Investors often turn to gold when prospects for the American dollar are weak.

The potential for further U.S. dollar debasement, concerns about inflation, and the rising appetite for hard assets are among the common factors driving investors towards both gold and real estate, Mr. Jain said.

“Critical among these is the perceived protection both of these assets offer against inflation,” he added.

“Since rents generally increase over long periods of time, real estate is viewed by many to be an ideal asset class, offering inflation-protected income, lower relative volatility, and net asset value support from hard assets.”

Despite the common factors, Mr. Jain suspects much of the correlation between gold and property prices is coincidental, “even though long-term Wal-Mart leases could easily be mistaken for gold.”

And he says that, “under most measurements, the U.S. REIT sector looks expensive.”

“We believe the Canadian REIT sector, currently trading at a relatively comfortable 200-basis-point spread to 10-year Government of Canada bond yields . . . offers better relative value than the U.S. — even after considering higher payout ratios amongst Canadian REITs,” Mr. Jain said.
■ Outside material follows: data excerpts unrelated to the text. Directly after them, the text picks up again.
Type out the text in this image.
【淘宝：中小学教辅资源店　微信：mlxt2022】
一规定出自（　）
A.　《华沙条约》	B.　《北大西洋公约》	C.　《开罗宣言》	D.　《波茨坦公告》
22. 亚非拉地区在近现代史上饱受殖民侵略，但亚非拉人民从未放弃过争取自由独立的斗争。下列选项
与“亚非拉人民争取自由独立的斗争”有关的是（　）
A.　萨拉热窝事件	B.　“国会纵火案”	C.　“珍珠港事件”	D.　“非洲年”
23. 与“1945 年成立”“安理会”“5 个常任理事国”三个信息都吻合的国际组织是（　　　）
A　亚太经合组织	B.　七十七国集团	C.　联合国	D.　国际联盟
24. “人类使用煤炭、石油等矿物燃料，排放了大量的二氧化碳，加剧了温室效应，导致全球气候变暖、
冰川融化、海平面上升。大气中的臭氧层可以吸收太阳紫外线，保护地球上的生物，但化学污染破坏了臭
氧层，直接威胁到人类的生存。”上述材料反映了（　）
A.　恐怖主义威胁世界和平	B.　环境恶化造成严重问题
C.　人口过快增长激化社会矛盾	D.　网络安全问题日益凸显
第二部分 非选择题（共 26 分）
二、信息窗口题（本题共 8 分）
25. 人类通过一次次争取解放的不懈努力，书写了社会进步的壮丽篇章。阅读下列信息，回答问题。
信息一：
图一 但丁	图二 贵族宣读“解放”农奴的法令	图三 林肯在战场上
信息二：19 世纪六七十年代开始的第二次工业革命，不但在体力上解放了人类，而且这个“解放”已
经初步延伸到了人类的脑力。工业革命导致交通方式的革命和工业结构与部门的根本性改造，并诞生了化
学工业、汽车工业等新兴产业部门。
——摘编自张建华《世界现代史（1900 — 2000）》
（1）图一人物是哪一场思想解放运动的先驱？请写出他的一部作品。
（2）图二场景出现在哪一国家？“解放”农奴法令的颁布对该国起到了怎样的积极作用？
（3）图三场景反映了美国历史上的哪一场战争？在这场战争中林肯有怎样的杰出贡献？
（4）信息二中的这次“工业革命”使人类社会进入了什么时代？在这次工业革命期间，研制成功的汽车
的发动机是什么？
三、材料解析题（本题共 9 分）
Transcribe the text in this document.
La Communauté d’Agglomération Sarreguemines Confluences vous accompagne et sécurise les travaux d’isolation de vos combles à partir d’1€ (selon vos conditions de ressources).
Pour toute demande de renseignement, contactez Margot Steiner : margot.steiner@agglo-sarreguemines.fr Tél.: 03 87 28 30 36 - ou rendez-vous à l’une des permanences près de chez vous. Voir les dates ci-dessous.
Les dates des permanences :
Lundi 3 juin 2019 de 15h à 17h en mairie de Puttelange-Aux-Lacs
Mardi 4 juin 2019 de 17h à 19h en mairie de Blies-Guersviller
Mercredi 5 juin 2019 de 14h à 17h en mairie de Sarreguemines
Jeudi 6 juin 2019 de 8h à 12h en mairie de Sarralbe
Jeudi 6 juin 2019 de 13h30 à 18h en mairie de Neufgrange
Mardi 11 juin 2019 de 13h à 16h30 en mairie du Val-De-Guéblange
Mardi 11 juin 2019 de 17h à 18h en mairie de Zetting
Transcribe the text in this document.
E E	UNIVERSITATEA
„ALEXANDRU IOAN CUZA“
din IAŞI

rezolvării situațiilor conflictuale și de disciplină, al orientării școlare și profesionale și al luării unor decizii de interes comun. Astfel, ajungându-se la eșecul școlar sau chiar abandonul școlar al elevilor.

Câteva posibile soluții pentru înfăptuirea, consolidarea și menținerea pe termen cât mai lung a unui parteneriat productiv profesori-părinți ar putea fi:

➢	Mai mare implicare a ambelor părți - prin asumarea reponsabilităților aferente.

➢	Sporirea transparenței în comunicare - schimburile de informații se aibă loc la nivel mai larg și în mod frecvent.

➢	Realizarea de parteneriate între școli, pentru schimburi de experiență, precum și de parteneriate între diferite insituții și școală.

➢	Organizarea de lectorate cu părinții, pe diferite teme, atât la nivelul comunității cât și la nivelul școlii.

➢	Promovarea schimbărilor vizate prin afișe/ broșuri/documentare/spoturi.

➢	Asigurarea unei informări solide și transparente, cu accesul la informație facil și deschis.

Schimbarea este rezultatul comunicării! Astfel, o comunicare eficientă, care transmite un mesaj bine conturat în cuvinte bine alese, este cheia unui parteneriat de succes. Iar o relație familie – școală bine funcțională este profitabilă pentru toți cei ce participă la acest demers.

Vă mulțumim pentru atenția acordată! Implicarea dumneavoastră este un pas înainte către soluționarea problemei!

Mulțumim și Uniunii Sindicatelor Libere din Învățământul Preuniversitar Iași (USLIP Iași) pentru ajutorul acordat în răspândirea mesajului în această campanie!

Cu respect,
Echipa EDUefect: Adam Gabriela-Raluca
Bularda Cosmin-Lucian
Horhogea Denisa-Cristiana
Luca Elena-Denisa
His report came as the Institute of Canadian Real Estate Investment Managers reported that the rate of growth in capital values more than doubled last year, pushing the total return on real estate in Canada to 18.7 per cent, from 13 per cent a year earlier.

Retail was the strongest sector, with a total return of 21.4 per cent. Offices posted an 18 per cent return — nearly double that of 2004 — while industrial came in at 17.6 per cent.

Returns on residential rental properties, like apartment buildings, lagged at 9.9 per cent.

Activity has heated up in Canada's REIT sector in recent months, and analysts are expecting a round of consolidation soon.

National Bank Financial analyst Michael Smith has said he expects 2006 to be “the year of consolidation” for Canada's real estate investment trust sector.